The lightly fixed frozen sections are immunologically more reactive than the embedded material previously used and probably give a more accurate representation of what is really present. However, since the tissue is fixed before freezing, inactivation of peptides by processing cannot be ruled out.
So far placental lactogen, the SBU-3 antigen and the molecule(s) which stain with periodic acid-Schiff (light microscope: Lee et al. 1985; Watkins & Reddy, 1980) or phosphotungstic acid (electron microscope; Wooding, 1980) have been shown to be potentially present in all ruminant BNC granules. A recent abstract (Byatt et al. 1985) reports the isolation of bovine granules that produce 15 polypeptide bands on SDS gels, one of which was bovine placental lactogen. This protein diversity emphasizes the potential versatility of BNC which have also been implicated in progesterone production (Reimers et al. 1985; Hamon et al. 1985) and the production of prostaglandins involved in parturition (Gross & Williams, 1986).
The functions of the various BNC protein products are emerging slowly. Placental lactogens are said to act as foetal growth hormones and to alter the mother’s metabolism to benefit the foetus (Thordarson et al. 1987; Freemark et al. 1987). The sudden switching on of production of the SBU-3 antigen at 28 dpc reported here closely correlates with the initiation of cotyledonary villus formation. We have previously suggested (Lee et al. 19866) that this antigen may be closely involved in villus development and this result strongly supports that hypothesis.

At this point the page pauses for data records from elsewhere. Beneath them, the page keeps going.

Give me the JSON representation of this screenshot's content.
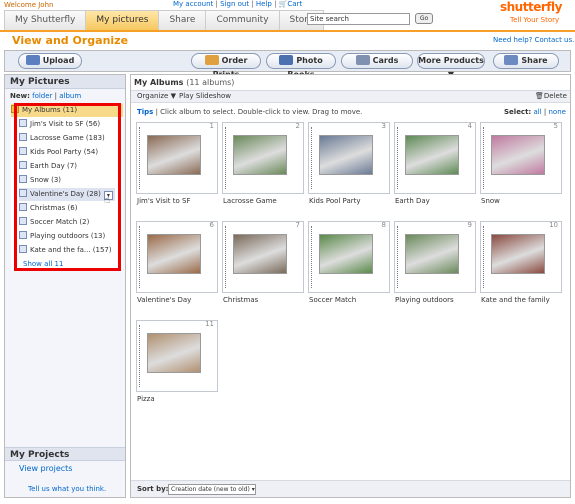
{
  "header": {
    "welcome": "Welcome John",
    "links": [
      "My account",
      "Sign out",
      "Help",
      "Cart"
    ],
    "tabs": [
      "My Shutterfly",
      "My pictures",
      "Share",
      "Community",
      "Store"
    ],
    "active_tab": "My pictures",
    "search_value": "Site search",
    "go_label": "Go",
    "logo_name": "shutterfly",
    "logo_tagline": "Tell Your Story"
  },
  "page": {
    "title": "View and Organize",
    "help_link": "Need help? Contact us."
  },
  "toolbar": {
    "upload": "Upload",
    "order_prints": "Order Prints",
    "photo_books": "Photo Books",
    "cards": "Cards",
    "more_products": "More Products ▼",
    "share": "Share"
  },
  "sidebar": {
    "title": "My Pictures",
    "new_label": "New:",
    "new_folder": "folder",
    "new_album": "album",
    "tree": [
      "My Albums (11)",
      "Jim's Visit to SF (56)",
      "Lacrosse Game (183)",
      "Kids Pool Party (54)",
      "Earth Day (7)",
      "Snow (3)",
      "Valentine's Day (28)",
      "Christmas (6)",
      "Soccer Match (2)",
      "Playing outdoors (13)",
      "Kate and the fa... (157)"
    ],
    "show_all": "Show all 11",
    "projects_title": "My Projects",
    "view_projects": "View projects",
    "tell_us": "Tell us what you think."
  },
  "main": {
    "title": "My Albums",
    "count": "(11 albums)",
    "organize": "Organize ▼",
    "play_slideshow": "Play Slideshow",
    "delete": "Delete",
    "tips_label": "Tips",
    "tips_text": "Click album to select. Double-click to view. Drag to move.",
    "select_label": "Select:",
    "select_all": "all",
    "select_none": "none",
    "albums": [
      {
        "num": "1",
        "label": "Jim's Visit to SF",
        "color": "#8a6a55"
      },
      {
        "num": "2",
        "label": "Lacrosse Game",
        "color": "#6a8a5a"
      },
      {
        "num": "3",
        "label": "Kids Pool Party",
        "color": "#6a7a95"
      },
      {
        "num": "4",
        "label": "Earth Day",
        "color": "#5f8a55"
      },
      {
        "num": "5",
        "label": "Snow",
        "color": "#c07aa0"
      },
      {
        "num": "6",
        "label": "Valentine's Day",
        "color": "#9a6a48"
      },
      {
        "num": "7",
        "label": "Christmas",
        "color": "#7a6a5a"
      },
      {
        "num": "8",
        "label": "Soccer Match",
        "color": "#5a8a4a"
      },
      {
        "num": "9",
        "label": "Playing outdoors",
        "color": "#6a8a5a"
      },
      {
        "num": "10",
        "label": "Kate and the family",
        "color": "#8a4a40"
      },
      {
        "num": "11",
        "label": "Pizza",
        "color": "#b09070"
      }
    ],
    "sort_label": "Sort by:",
    "sort_value": "Creation date (new to old)"
  },
  "colors": {
    "accent_orange": "#f7a028",
    "link_blue": "#0066cc",
    "highlight_red": "#ee0000"
  }
}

The complete lack of SBU-3 reactivity before 29 dpc was unexpected in that Lee et al. (1985) reported ‘occasional’ SBU-3 positive BNC at 21 dpc using light microscope immunoperoxidase techniques. They also observed that such tissue ‘showed early signs of invasion of the caruncle’. Anatomical studies of implantation have detected no evidence for such invasion before 24 dpc (see references, Wooding, 1984). The ages of the Lee et al. embryos were estimated from crown rump measurements, which are rather inaccurate at such early stages. It seems likely that their ‘22 dpc’ material was in fact later than 24 dpc from the evidence of the invasion of the caruncle they noted. Allowing for the plus or minus 1 day accuracy of our own date matings this reduces the apparent discrepancy (25 dpc (estimate) Lee et al. versus 28 dpc, this paper) to the level of individual variation for villus initiation.

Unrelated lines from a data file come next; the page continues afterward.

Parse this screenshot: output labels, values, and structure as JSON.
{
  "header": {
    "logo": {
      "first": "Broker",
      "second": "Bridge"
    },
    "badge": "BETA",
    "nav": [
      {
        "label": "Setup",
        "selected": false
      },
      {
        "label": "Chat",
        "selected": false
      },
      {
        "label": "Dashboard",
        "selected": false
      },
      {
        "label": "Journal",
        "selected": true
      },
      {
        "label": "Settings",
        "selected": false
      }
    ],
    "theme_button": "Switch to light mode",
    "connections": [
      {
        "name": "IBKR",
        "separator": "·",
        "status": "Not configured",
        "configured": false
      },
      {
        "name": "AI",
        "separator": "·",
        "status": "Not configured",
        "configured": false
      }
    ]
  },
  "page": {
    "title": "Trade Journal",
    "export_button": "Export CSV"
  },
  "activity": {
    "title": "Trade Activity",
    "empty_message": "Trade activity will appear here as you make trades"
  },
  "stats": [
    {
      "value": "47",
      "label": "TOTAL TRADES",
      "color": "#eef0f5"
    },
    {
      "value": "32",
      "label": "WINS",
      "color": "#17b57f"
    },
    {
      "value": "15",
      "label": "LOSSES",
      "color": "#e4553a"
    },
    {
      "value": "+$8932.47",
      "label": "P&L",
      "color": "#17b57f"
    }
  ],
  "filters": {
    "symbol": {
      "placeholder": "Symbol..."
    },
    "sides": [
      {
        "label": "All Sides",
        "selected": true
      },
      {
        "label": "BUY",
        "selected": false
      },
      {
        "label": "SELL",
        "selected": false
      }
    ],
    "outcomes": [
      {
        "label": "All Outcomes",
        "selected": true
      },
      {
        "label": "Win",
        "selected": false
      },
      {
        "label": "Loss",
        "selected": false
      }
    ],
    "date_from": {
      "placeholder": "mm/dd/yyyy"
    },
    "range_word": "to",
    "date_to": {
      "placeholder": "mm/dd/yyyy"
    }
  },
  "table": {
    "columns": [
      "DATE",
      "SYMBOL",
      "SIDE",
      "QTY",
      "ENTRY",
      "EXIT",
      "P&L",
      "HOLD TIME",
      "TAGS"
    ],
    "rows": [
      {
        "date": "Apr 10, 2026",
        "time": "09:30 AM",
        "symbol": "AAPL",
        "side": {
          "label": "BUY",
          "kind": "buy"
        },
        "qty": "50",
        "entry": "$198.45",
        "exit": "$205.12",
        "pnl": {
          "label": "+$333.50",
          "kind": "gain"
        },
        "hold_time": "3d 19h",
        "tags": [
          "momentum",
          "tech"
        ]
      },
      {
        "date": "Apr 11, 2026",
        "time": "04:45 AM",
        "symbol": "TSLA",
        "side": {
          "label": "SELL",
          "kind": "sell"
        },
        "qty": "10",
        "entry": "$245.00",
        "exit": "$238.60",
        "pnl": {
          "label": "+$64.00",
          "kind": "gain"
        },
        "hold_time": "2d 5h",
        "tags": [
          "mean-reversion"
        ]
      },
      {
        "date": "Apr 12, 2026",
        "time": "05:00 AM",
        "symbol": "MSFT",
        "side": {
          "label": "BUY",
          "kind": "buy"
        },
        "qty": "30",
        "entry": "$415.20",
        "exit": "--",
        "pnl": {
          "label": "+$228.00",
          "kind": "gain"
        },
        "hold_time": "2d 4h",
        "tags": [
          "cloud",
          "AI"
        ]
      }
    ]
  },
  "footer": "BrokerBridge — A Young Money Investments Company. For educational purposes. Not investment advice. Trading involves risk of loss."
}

All the recent studies provide further evidence for a central role of BNC in the structure and function of the ruminant placenta. Genetic or hormonal manipulation of this BNC population offers the prospect of elucidating the exact structural and possible immunological functions of these cells and of reducing the considerable loss of early embryos at least in part due to placental insufficiency (Heap et al. 1986).